Language resources can be adjusted in many ways. See the relevant bits of documentation in the Java API, the REST API and word and label filtering dictionary syntax.

Performance tuning

Carrot2 clustering algorithms have been designed to work really fast but the trade-off is that they store all the data structures in memory. The size of the Java virtual machine's heap will increase quickly with longer overall size of input text. Also, the more documents you put on input and the longer the documents are, the longer the clustering will take.

Below are a few generic guidelines on improving clustering performance.

Reduce size of input

In many cases clustering short document excerpts may work just as well or even better than full documents. Consider the possibility of replacing full content with:

  • query-matching document fragments (such as search result snippets), if input documents are a result of some type of user-entered query,
  • titles and abstracts of documents, if they are available,
  • just the leading few sentences or paragraphs of each document.

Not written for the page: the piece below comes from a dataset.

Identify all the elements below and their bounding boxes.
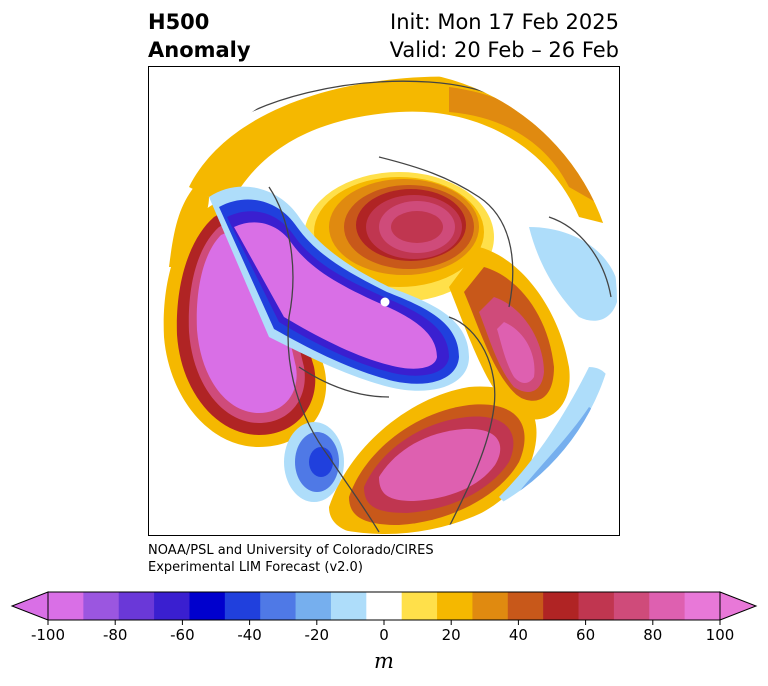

Batch and merge smaller clustering runs

In many cases when the input collection of documents is too large to cluster as a whole, dividing the input into smaller batches (or sampling smaller batches from the input), then clustering separately and finally merging based on cluster label text gives very reasonable results.

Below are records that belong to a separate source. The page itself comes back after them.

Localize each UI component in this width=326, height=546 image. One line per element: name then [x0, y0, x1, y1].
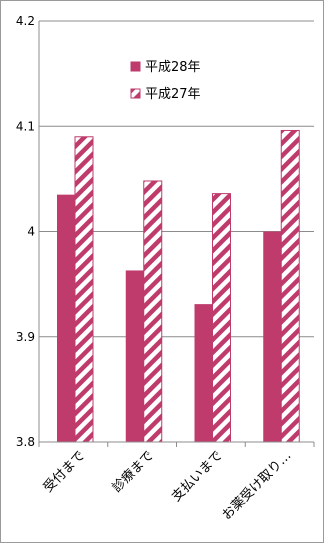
bar-series-2: [74, 136, 94, 443]
y-tick-label: 4: [27, 225, 35, 239]
x-tick-label: 受付まで: [41, 448, 88, 495]
bar-series-1: [263, 231, 282, 442]
y-tick-label: 3.8: [16, 435, 35, 449]
x-tick-label: お薬受け取り…: [219, 448, 294, 523]
bar-series-1: [125, 270, 144, 442]
y-tick-label: 3.9: [16, 330, 35, 344]
legend-label: 平成28年: [145, 60, 201, 75]
bar-series-1: [194, 304, 213, 442]
x-tick-label: 診療まで: [109, 448, 157, 496]
legend-label: 平成27年: [145, 87, 201, 102]
x-tick-label: 支払いまで: [169, 448, 226, 505]
bar-series-2: [212, 193, 231, 443]
bars: [57, 129, 300, 443]
bar-series-2: [280, 129, 300, 443]
y-tick-label: 4.1: [16, 119, 35, 133]
bar-series-2: [143, 180, 163, 443]
legend-swatch: [130, 88, 141, 99]
y-tick-label: 4.2: [16, 14, 35, 28]
bar-series-1: [57, 194, 75, 442]
legend-swatch: [130, 61, 141, 72]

The above approach works because cluster labels recurring in smaller batches are very likely to be significant for the entire collection. The downside is that very small clusters containing just a few documents are likely to be lost during this process.

Tune algorithm parameters

In many cases the default parameter settings for each algorithm may not be suitable for very large inputs. Below are some parameter customization suggestions you should consider. You will likely need to experiment a bit to adjust their values to match the size of your particular input.

STC, Bisecting k-Means

wordDfThreshold

Increase the minimum document frequency (minimum number of occurrences) of terms and phrases to a higher value. Something like 0.5% of the number of documents will typically work. For example, for a document collection of 5000 documents set the parameter to 25.

Lingo

wordDfThreshold, phraseDfThreshold

Increase the minimum document frequency (minimum number of occurrences) of terms and phrases to a higher value. Something like 0.5% of the number of documents will typically work. For example, for a document collection of 5000 documents set the parameter to 25.

factorizationQuality

For algorithm.matrixReducer.factorizationFactory implementations that support this parameter, lower factorizationQuality. This will cause the matrix factorization algorithm to perform fewer iterations and hence complete quicker.

Alternatively, you can set algorithm.matrixReducer.factorizationFactory to an implementation of PartialSingularValueDecompositionFactory, which is slightly faster than the other factorizations and does not have any explicit factorizationQuality parameter.

maximumMatrixSize

Lower maximum matrix size in matrixBuilder. This will cause the matrix factorization algorithm to complete quicker and use less memory. The tradeoff is that with small matrix sizes, Lingo may not be able to discover smaller clusters.